For over decade, I have wanted to take a 10 Day Silent Retreat. I knew where I wanted to go. I knew where I wanted to be. I just couldn’t find the 10 days to get away from my busy work, mothering, responsibility life. Well, the kids are grown and the stars aligned and this week I will follow my yearning to attend a 10-day Silent Retreat.

I’ve read about others who have attended this retreat. I have good friends who have gone, and had a wonderful experience. I love Silent Retreats and look forward to them more than a trip to Hawaii. Yet, the couple of weeks preceding the retreat I began to feel a little uneasy. I began to question my preparedness for the retreat. As I explored my soul more God helped me to identify that I was afraid. I was afraid that God would not be enough. I was afraid that I would feel miserable, rather than the bliss I had been anticipating.

I know that sounds absurd. But it is just the diabolical scheme the enemy of my soul would bring against me as a time like that. What a sweet and amazing reality to recognize that the God who has been calling me to this retreat for a decade, is the One who helped me recognize what was happening to me. Thomas Keating wrote, “One of the chief factors that tend to destroy relationships among people and nations is the emotion of fear. It also destroys the relationship between us and God. To be afraid of God, or to be afraid of the other people makes us defensive. In the case of God, we will try to stay as far away from him as our situation and the demands of respectability permit.” Ever since I discovered what was going on in my soul, I have received nothing but affirmation from God that I have no reason to fear.

My little brush with fear, along with God’s personal and immediate response, has only served to increase my awareness of God’s goodness and compassion.

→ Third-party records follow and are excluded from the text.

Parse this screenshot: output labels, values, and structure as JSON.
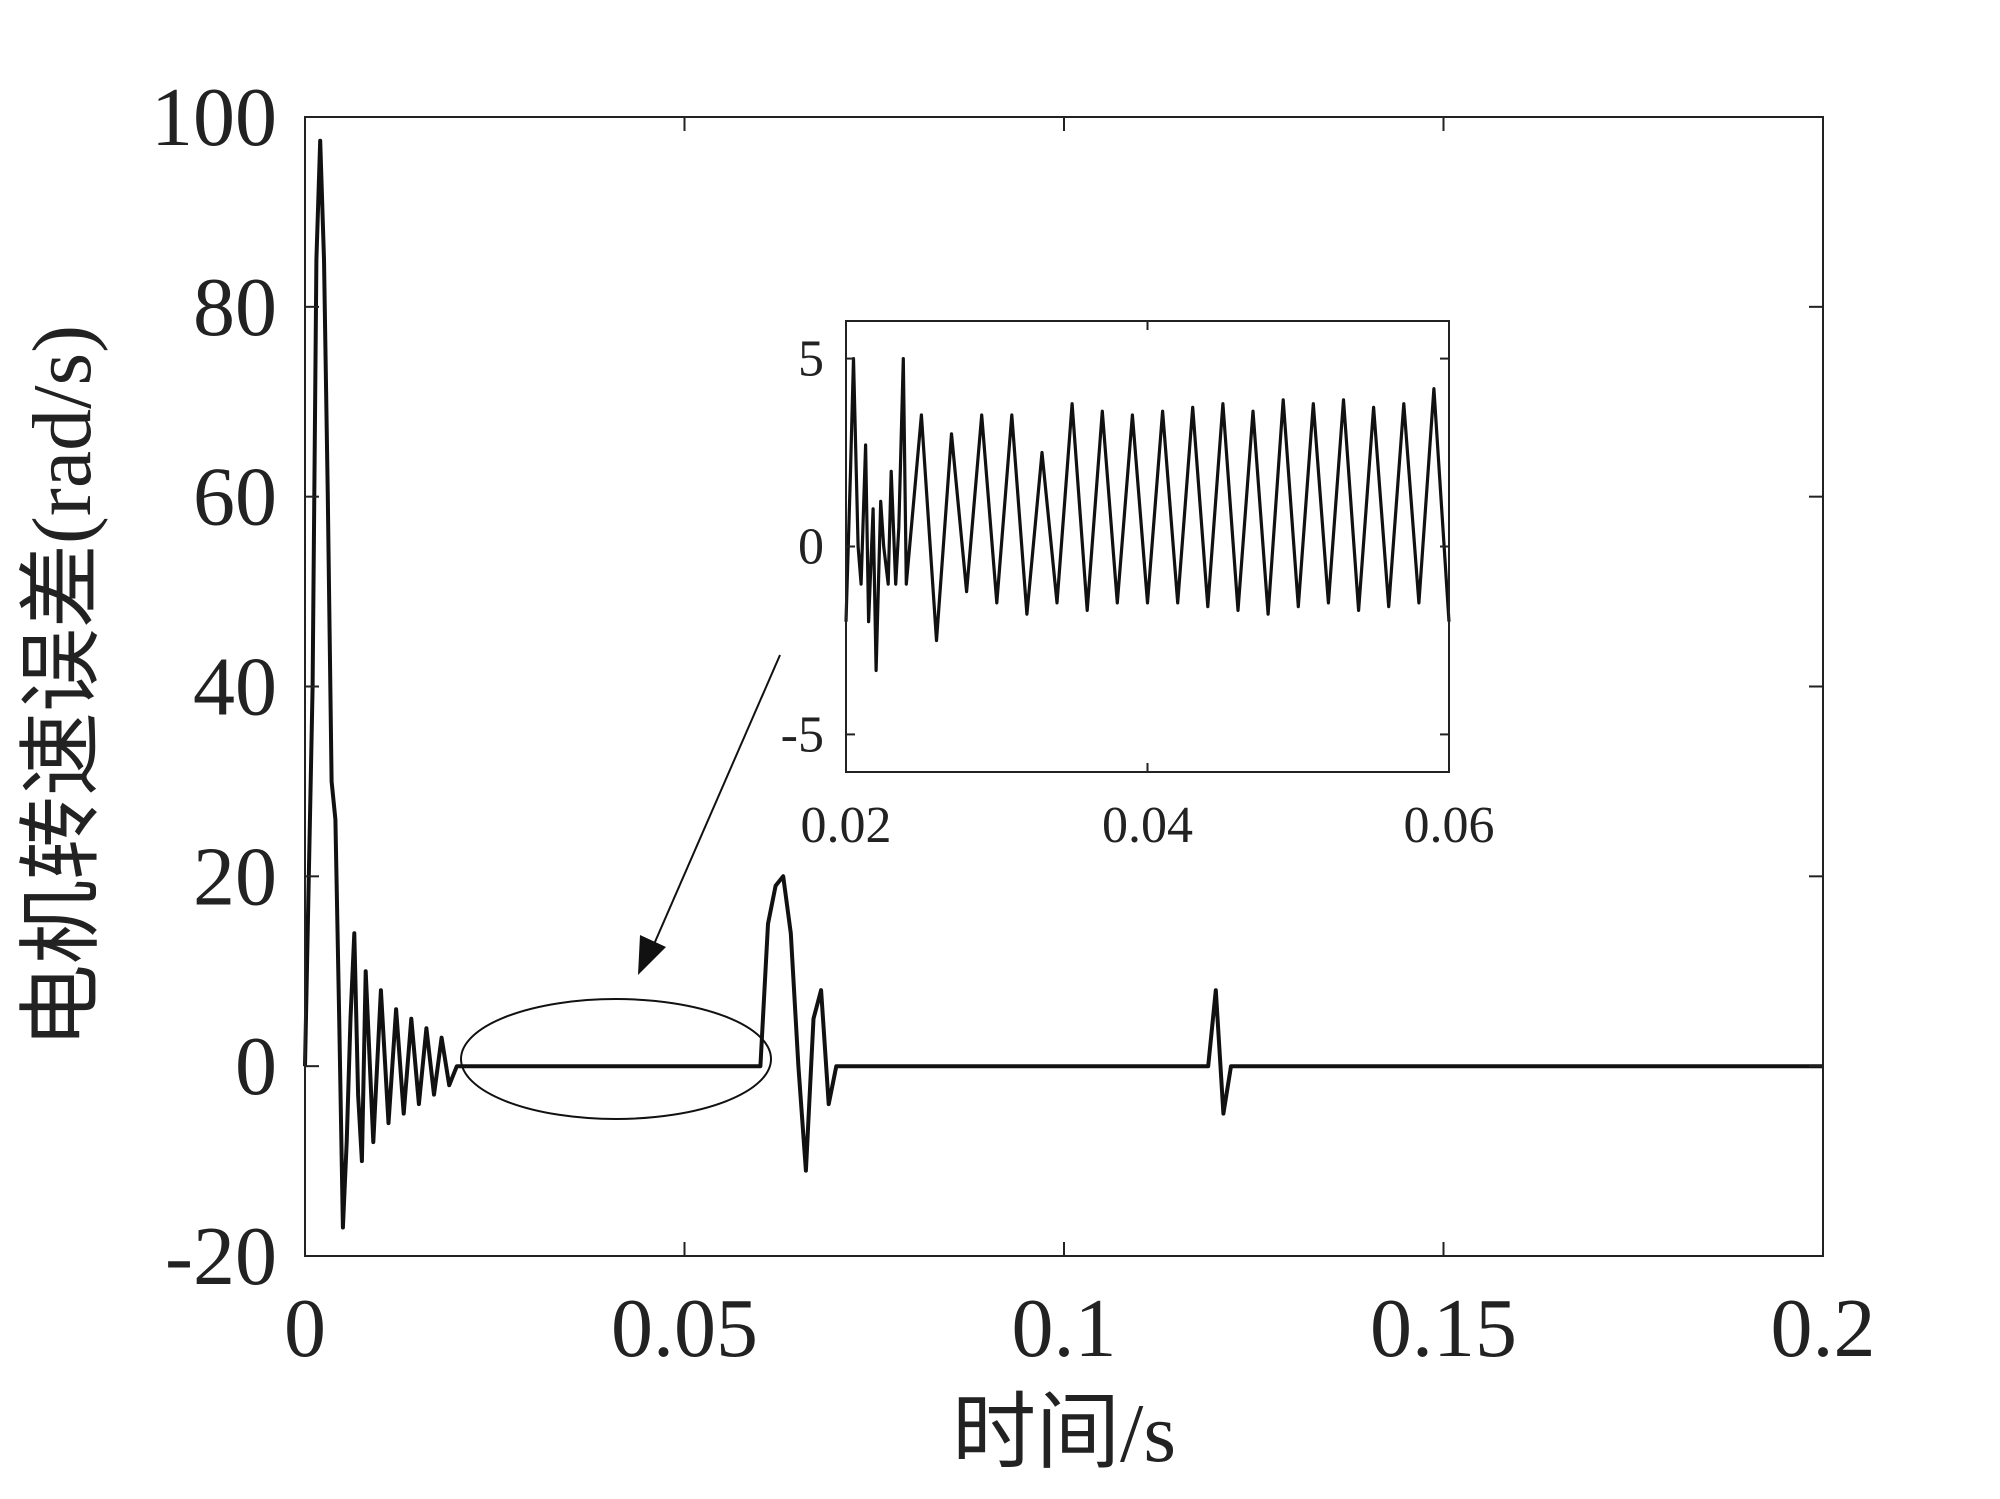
{
  "chart_data": [
    {
      "type": "line",
      "xlabel": "时间/s",
      "ylabel": "电机转速误差(rad/s)",
      "xlim": [
        0,
        0.2
      ],
      "ylim": [
        -20,
        100
      ],
      "x_ticks": [
        0,
        0.05,
        0.1,
        0.15,
        0.2
      ],
      "x_tick_labels": [
        "0",
        "0.05",
        "0.1",
        "0.15",
        "0.2"
      ],
      "y_ticks": [
        -20,
        0,
        20,
        40,
        60,
        80,
        100
      ],
      "y_tick_labels": [
        "-20",
        "0",
        "20",
        "40",
        "60",
        "80",
        "100"
      ],
      "grid": false,
      "series": [
        {
          "color": "#111111",
          "x": [
            0,
            0.001,
            0.0015,
            0.002,
            0.0025,
            0.003,
            0.0035,
            0.004,
            0.0045,
            0.005,
            0.0055,
            0.006,
            0.0065,
            0.007,
            0.0075,
            0.008,
            0.009,
            0.01,
            0.011,
            0.012,
            0.013,
            0.014,
            0.015,
            0.016,
            0.017,
            0.018,
            0.019,
            0.02,
            0.03,
            0.04,
            0.05,
            0.058,
            0.06,
            0.061,
            0.062,
            0.063,
            0.064,
            0.065,
            0.066,
            0.067,
            0.068,
            0.069,
            0.07,
            0.08,
            0.1,
            0.119,
            0.12,
            0.121,
            0.122,
            0.14,
            0.16,
            0.18,
            0.2
          ],
          "y": [
            0,
            40,
            85,
            97.5,
            85,
            60,
            30,
            26,
            5,
            -17,
            -8,
            5,
            14,
            -3,
            -10,
            10,
            -8,
            8,
            -6,
            6,
            -5,
            5,
            -4,
            4,
            -3,
            3,
            -2,
            0,
            0,
            0,
            0,
            0,
            0,
            15,
            19,
            20,
            14,
            0,
            -11,
            5,
            8,
            -4,
            0,
            0,
            0,
            0,
            8,
            -5,
            0,
            0,
            0,
            0,
            0
          ]
        }
      ]
    },
    {
      "type": "line",
      "xlim": [
        0.02,
        0.06
      ],
      "ylim": [
        -6,
        6
      ],
      "x_ticks": [
        0.02,
        0.04,
        0.06
      ],
      "x_tick_labels": [
        "0.02",
        "0.04",
        "0.06"
      ],
      "y_ticks": [
        -5,
        0,
        5
      ],
      "y_tick_labels": [
        "-5",
        "0",
        "5"
      ],
      "grid": false,
      "series": [
        {
          "color": "#111111",
          "x": [
            0.02,
            0.0203,
            0.0205,
            0.0208,
            0.021,
            0.0213,
            0.0215,
            0.0218,
            0.022,
            0.0223,
            0.0225,
            0.0228,
            0.023,
            0.0233,
            0.0235,
            0.0238,
            0.024,
            0.025,
            0.026,
            0.027,
            0.028,
            0.029,
            0.03,
            0.031,
            0.032,
            0.033,
            0.034,
            0.035,
            0.036,
            0.037,
            0.038,
            0.039,
            0.04,
            0.041,
            0.042,
            0.043,
            0.044,
            0.045,
            0.046,
            0.047,
            0.048,
            0.049,
            0.05,
            0.051,
            0.052,
            0.053,
            0.054,
            0.055,
            0.056,
            0.057,
            0.058,
            0.059,
            0.06
          ],
          "y": [
            -2,
            2,
            5,
            0,
            -1,
            2.7,
            -2,
            1,
            -3.3,
            1.2,
            0,
            -1,
            2,
            -1,
            0.5,
            5,
            -1,
            3.5,
            -2.5,
            3,
            -1.2,
            3.5,
            -1.5,
            3.5,
            -1.8,
            2.5,
            -1.5,
            3.8,
            -1.7,
            3.6,
            -1.5,
            3.5,
            -1.5,
            3.6,
            -1.5,
            3.7,
            -1.6,
            3.8,
            -1.7,
            3.6,
            -1.8,
            3.9,
            -1.6,
            3.8,
            -1.5,
            3.9,
            -1.7,
            3.7,
            -1.6,
            3.8,
            -1.5,
            4.2,
            -2
          ]
        }
      ]
    }
  ]
}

As I journey towards this unknown experience, I grow grateful for my experience of fear. Though evaluating my fear, I have come to realize that I have no earthly idea what awaits in the week ahead.

Since then I’ve been back to thinking the impossible. Wouldn’t it be amazing if I came away from that experience full of the virtues of Christ? I love to think that I could leave a retreat like in a state of being that I never sin again. I don’t think that’s likely either. That would be asking a lot of a retreat.

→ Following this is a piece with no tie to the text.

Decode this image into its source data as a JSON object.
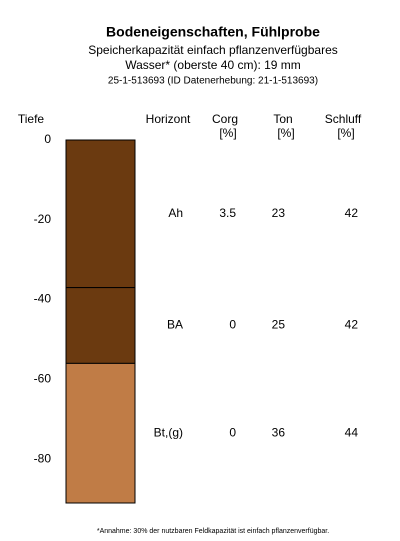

Wise Solomon offers a balanced focus between fear about who God is to fear in response to the holiness of God. He writes in Ecclesiastes 5:1-5:

“Guard your steps when you go to the house of God. Go near to listen rather than to offer the sacrifice of fools, who do not know that they do wrong. Do not be quick with your mouth, do not be hasty in your heart to utter anything before God. God is in heaven and you are on earth, so let your words be few. A dream comes when there are many cares, and many words mark the speech of a fool. When you make a vow to God, do not delay to fulfill it. He has no pleasure in fools; fulfill your vow. It is better not to make a vow than to make one and not fulfill it.”

I will move forward spiritually. I will not fear that God hasn’t brought me to this place for His reasons and for His purposes. I go humbly aware that I have no idea what God will do on this retreat. I will let my words and my expectations be few. My vow of silence will be good for my soul whether I find it difficult or blissful. I have absolutely nothing to fear.